Patrick, in his State of the State address in January, proposed increasing education and transportation spending, paid for with a hike in the income tax from 5.25 percent to 6.25 percent. The impact would be softened with a sales tax cut from 6.25 percent to 4.5 percent. Overall, the proposal is estimated to net an additional $1.9 billion in annual tax revenue.
Many Democrats, most of whom are politically active but not elected officials, said while they support the broad goals of the proposal, the tax increase is too much.
“We have growing needs for transportation and education and local aid,” said Joseph LeBlanc, Ward 7 chairman of the Haverhill City Democratic Committee. “There are great needs out there.”
State Rep. Diana DiZoglio, D-Methuen, said the governor’s plan is too ambitious
“Concerning taxes, there were some good ideas in the governor’s proposal, such as lowering the sales tax, which should benefit border communities in regard to keeping business local,” she said. “His suggestion to raise the income tax by a full percentage point, however, has raised great concern throughout my district.”
Many were unsure whether Patrick intended to push for enactment of his current plan, or whether he proposed something he was prepared to negotiation down.
“I think he’s presented a challenge to the legislature, in my opinion,” said former Methuen mayor William Manzi.
Andover Republican state Rep. James Lyons said he opposed the income tax increase, but supported the cut in sales tax, saying it would help small businesses and communities close to the New Hampshire border.
And while he supported Patrick’s goals for increased education spending, other areas of state government should be cut instead of asking for more revenue.
“It’s not like we don’t have the revenues,” Lyons said. “The governor has to reset his priorities on Beacon Hill and target the waste, fraud and abuse running unchecked in his administration.”

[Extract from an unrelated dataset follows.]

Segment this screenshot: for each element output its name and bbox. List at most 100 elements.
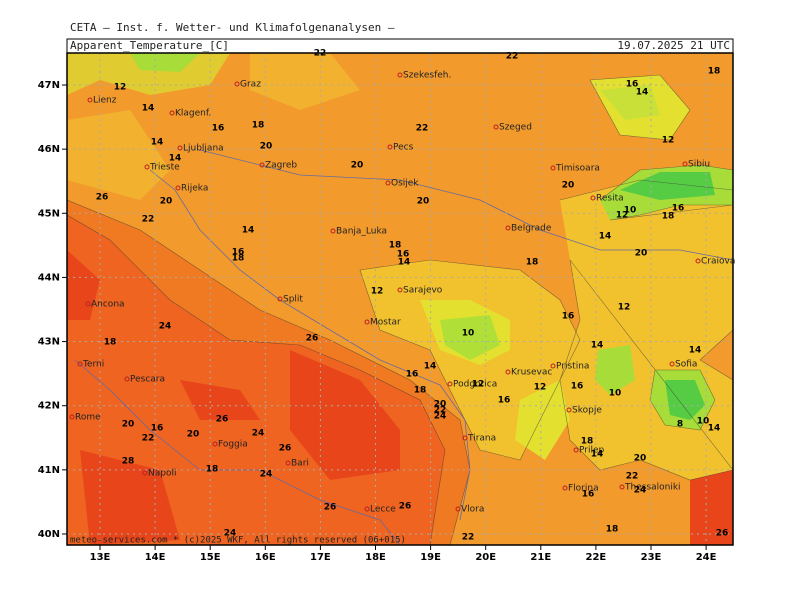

Other elected Democrats also warned that the proposal needed to be pared back. On Thursday, House Speaker Robert DeLeo, D-Winthrop, called for a much smaller tax package, saying he wants to address critical needs while avoiding any “collateral damage” to the state’s economy.
DeLeo told the Greater Boston Chamber of Commerce that he shares Patrick’s top two priorities, transportation and education, but is worried the administration’s proposal would put too heavy a burden on working families and businesses.
“If we are to pass a new revenue package, I believe it should be far more narrow in scope and of a significantly smaller size,” DeLeo said.
Haverhill state Rep. Brian Dempsey, who is chairman of the budget-writing House Ways and Means Committee, is working on the House of Representatives’ budget proposal.
“We are analyzing the governor’s proposals, and we will be putting ours out very soon,” said Colleen McGonigal, a spokeswoman for Dempsey. She said they anticipate releasing the House proposal on April 10.
The public at large seems split on the plan. A UMass-Lowell/Boston Herald poll released Wednesday found nearly 48 percent of voters strongly or somewhat support Patrick’s tax plan while nearly 46 percent strongly or somewhat oppose it. That’s within the poll’s margin of error of plus or minus 4 percentage points.
About 6 percent were unsure. The telephone poll of 600 Massachusetts voters took place from March 2-5.
The Associated Press contributed to this report.